The Gospel of Sex: Dating, Relating, and Mating is one of the clearest, most balanced, and practical books on the subject of dating, sex, and relationships.
Author Dustin Hall does a masterful job of applying just the right balance between common sense and logic to the often difficult topic of sex, dating, and relationships. He then follows up with a well-reasoned plea that is solidly biblical but not guilt-inducing.
In his introduction, he is straightforward and unapologetic about why he wrote the book: “Christianity as a whole has been hitting and missing on this topic for far too long. And it’s getting much worse, as we’ll discover together in this book. But that’s why I’m writing—it is time for believers to make a stand and present the lifestyle that Christ wants all of us to live, including young people like you” (7). Hall couches his core message of abstinence in two core ideas:
- A teen’s abstinence should be based on a simple but profound response of obedience, which comes from thankfulness and gratefulness for God’s gift of salvation toward them.
- A teen’s abstinence should be based on the logical premise that sex before or after marriage (with anyone other than their spouse) is simply not in their own best interest (nor in others’ best interest). It only serves to complicate their lives and the lives of others in compounded and unimaginable ways. To put it in terms that a teenager can understand: “If you choose to have sex now, you won’t be able to live your best life now!”
Hall does a masterful job of writing with a successful and effective recipe that mixes Bible verses, relevant quotes, and actual teen vignettes narratives. He also has a unique and wonderful way of weaving everything together in a lively and quick-paced writing style. Hall describes and explains very difficult topics, such as the emotional consequences of premarital sex, the brain chemistry changes involved in sexual activity, and associated clinical research. But what I appreciate most about his writing style is that he then takes the next [needed and crucial] step and effectively “connects the dots,” so to speak, for the reader and applies what he is writing about to how it will affect (either positively or negatively) the reader.
Last, the chapters are clean, direct, and short. Hall does not shy away from both describing and discussing sexually transmitted diseases—along with statistics (something I rarely see in a Christian book on this topic)—and talking directly to the parents of teens!
I wish Pastor Hall would have included more true-life testimonials and stories of youth who made both good and bad decisions related to this topic—and of what the consequences were. Testimonials—especially for teenagers—are a powerful and effective teaching tool.

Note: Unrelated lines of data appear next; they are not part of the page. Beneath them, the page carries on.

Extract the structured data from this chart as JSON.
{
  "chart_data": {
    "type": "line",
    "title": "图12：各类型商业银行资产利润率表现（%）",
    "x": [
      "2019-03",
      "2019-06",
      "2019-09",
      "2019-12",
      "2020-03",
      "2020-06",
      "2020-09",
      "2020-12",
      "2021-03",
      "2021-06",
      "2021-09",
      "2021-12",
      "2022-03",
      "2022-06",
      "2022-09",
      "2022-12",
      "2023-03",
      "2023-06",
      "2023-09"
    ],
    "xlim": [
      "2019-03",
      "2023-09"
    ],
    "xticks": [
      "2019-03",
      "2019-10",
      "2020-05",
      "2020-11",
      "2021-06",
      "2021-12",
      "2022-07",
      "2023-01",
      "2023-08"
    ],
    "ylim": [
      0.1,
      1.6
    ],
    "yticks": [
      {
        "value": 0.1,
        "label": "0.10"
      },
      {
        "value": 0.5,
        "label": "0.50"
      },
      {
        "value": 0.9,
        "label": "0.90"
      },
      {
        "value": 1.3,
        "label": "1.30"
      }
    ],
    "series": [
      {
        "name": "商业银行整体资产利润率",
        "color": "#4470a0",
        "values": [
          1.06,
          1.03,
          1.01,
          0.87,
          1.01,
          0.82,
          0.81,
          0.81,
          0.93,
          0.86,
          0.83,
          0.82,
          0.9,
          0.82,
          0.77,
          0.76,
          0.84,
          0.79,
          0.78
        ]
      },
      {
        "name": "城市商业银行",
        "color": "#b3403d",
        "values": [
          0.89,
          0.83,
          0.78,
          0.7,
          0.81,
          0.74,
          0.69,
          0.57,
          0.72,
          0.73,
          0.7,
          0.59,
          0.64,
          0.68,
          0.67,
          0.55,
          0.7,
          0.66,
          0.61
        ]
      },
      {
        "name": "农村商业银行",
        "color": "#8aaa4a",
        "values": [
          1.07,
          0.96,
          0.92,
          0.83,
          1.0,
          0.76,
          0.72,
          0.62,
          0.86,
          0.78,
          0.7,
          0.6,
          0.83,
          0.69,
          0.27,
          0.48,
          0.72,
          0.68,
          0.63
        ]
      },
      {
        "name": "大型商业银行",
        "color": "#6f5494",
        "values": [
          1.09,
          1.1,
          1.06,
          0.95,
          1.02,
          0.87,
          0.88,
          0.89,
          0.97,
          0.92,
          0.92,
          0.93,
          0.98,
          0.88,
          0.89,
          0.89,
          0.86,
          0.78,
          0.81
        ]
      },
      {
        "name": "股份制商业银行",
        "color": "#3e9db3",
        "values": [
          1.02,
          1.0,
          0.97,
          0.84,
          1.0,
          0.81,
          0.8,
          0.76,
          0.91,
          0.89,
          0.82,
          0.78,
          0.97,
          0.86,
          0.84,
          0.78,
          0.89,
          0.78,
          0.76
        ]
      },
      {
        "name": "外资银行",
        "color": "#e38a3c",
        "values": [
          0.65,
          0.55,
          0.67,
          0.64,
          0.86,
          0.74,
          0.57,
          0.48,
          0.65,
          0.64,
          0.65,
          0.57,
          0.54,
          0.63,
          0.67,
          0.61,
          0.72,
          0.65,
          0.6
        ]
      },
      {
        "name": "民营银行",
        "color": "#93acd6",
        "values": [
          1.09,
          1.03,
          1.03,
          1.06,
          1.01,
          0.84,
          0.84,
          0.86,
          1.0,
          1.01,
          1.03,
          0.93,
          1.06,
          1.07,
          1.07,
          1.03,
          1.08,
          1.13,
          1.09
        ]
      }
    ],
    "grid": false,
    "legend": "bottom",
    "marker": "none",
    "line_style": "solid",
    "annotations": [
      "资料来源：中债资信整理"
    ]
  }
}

However, overall, this is an amazing, well-researched, and well-written book. As both a trained and certified sex educator and mental health counselor, I will require this book to be read by all my teen clients—and their parents!
The author discusses real issues in a straightforward but compassionate way. The book covers goals, being the light, love, sexually transmitted diseases, sexual bonding, lies, starting over, sex and marriage, straight talk, and straight talk to parents.
I highly recommend this book and look forward to further books from the author.